Леля-Надя отрицательно мотнула головой.
— Ты не найдешь, тем более ночью.
Подумав, вздохнула:
— Придется сходить с тобой.
Она мигом рассовала все со стола, что в холодильник, что в раковину, тут же перемыла посуду.
— Пошли, — сказала она, вытирая руки.
11
Перед выходом хозяйка еще забежала в спальню к дочке, вышла оттуда озабоченная. Вот такая, недовольная, она шагнула за порог.
— Так вас как называть, Леля или Надя? — решил все-таки прояснить для себя этот вопрос Стриж.
— Да называй как хочешь, — и поделилась своей заботой: — Что-то мне у дочери горло не нравится, и покашливает.
— Надя, а вы и в самом деле родственница Веры?
— Родная тетка. Собственно, она ко мне сюда и приперлась. Мне как лето, так житья нету от этих родственников. Едут и едут, как будто у меня тут для них пансионат. Я первое время еще как-то скрывала свою профессию, квартиры им находила, а потом… Кому надо, тот всегда узнает. А Верка ко мне каждый год наезжала, все завидовала, как я живу хорошо.
— А она плохо жила?
— Ну, — рассмеялась Надя, — я же говорю — коз пасла. Чисто деревенская жизнь. Папашка ее, наверное, до сих пор на своей «Победе» раскатывает. Но вообще-то она у меня девка неглупая. Как тебе ее светские манеры?

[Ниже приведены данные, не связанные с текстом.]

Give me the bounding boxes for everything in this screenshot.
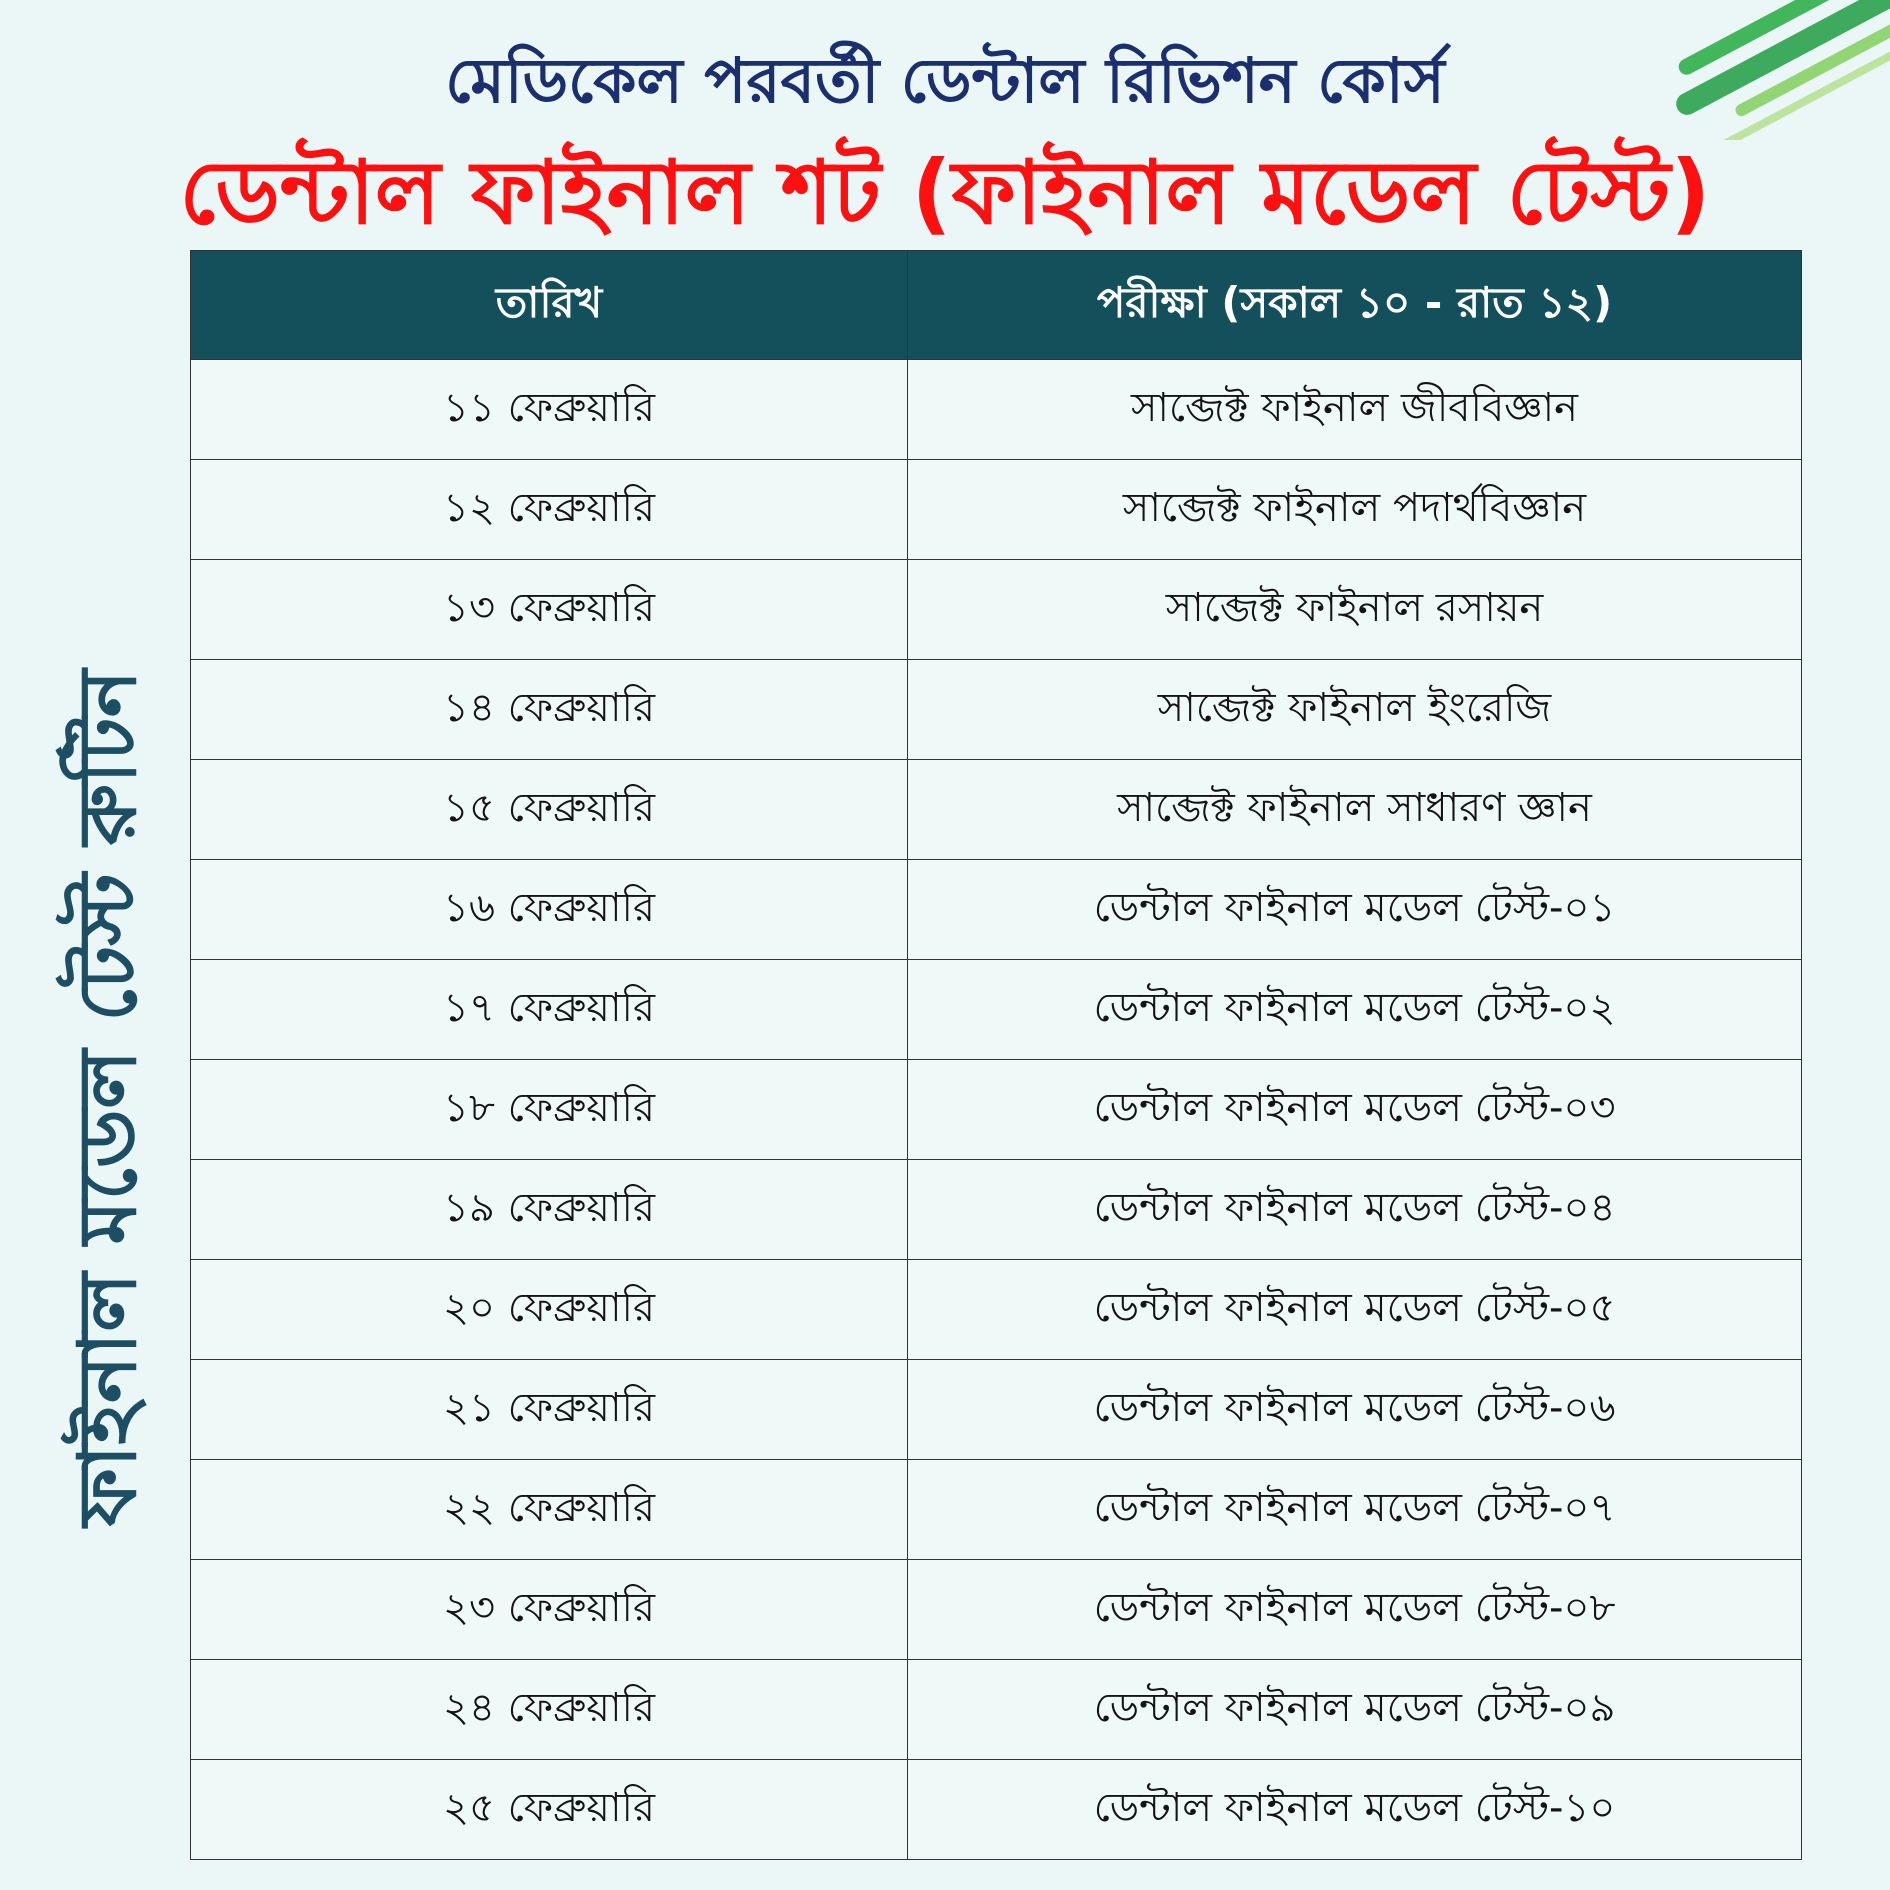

— Ничего, — одобрил Стриж и не удержался, рассказал какой «базар» "племянница" подняла в прихожей. Надя только кивнула головой.
— Вот такой она ко мне и приехала. Жаргон, дешевые манеры, одно слово — Дунька из провинции. Это она уж потом нахваталась, как ходить, как говорить, как за столом себя вести. Ты не представляешь, на лету все схватывает. Раз посмотрит на какую-нибудь манекенщицу и все, походка — копия. Ты видел, как сигарету держит? Я ее спрашиваю: "Вер, откуда?" Она говорит: "Графиня из Италии приезжала, у нас в «Парусе» жила, вот у нее и подсмотрела". Она сейчас голову хоть кому закрутит. По улице идет — мужики аж столбы лбами сносят, ей богу, сама видела!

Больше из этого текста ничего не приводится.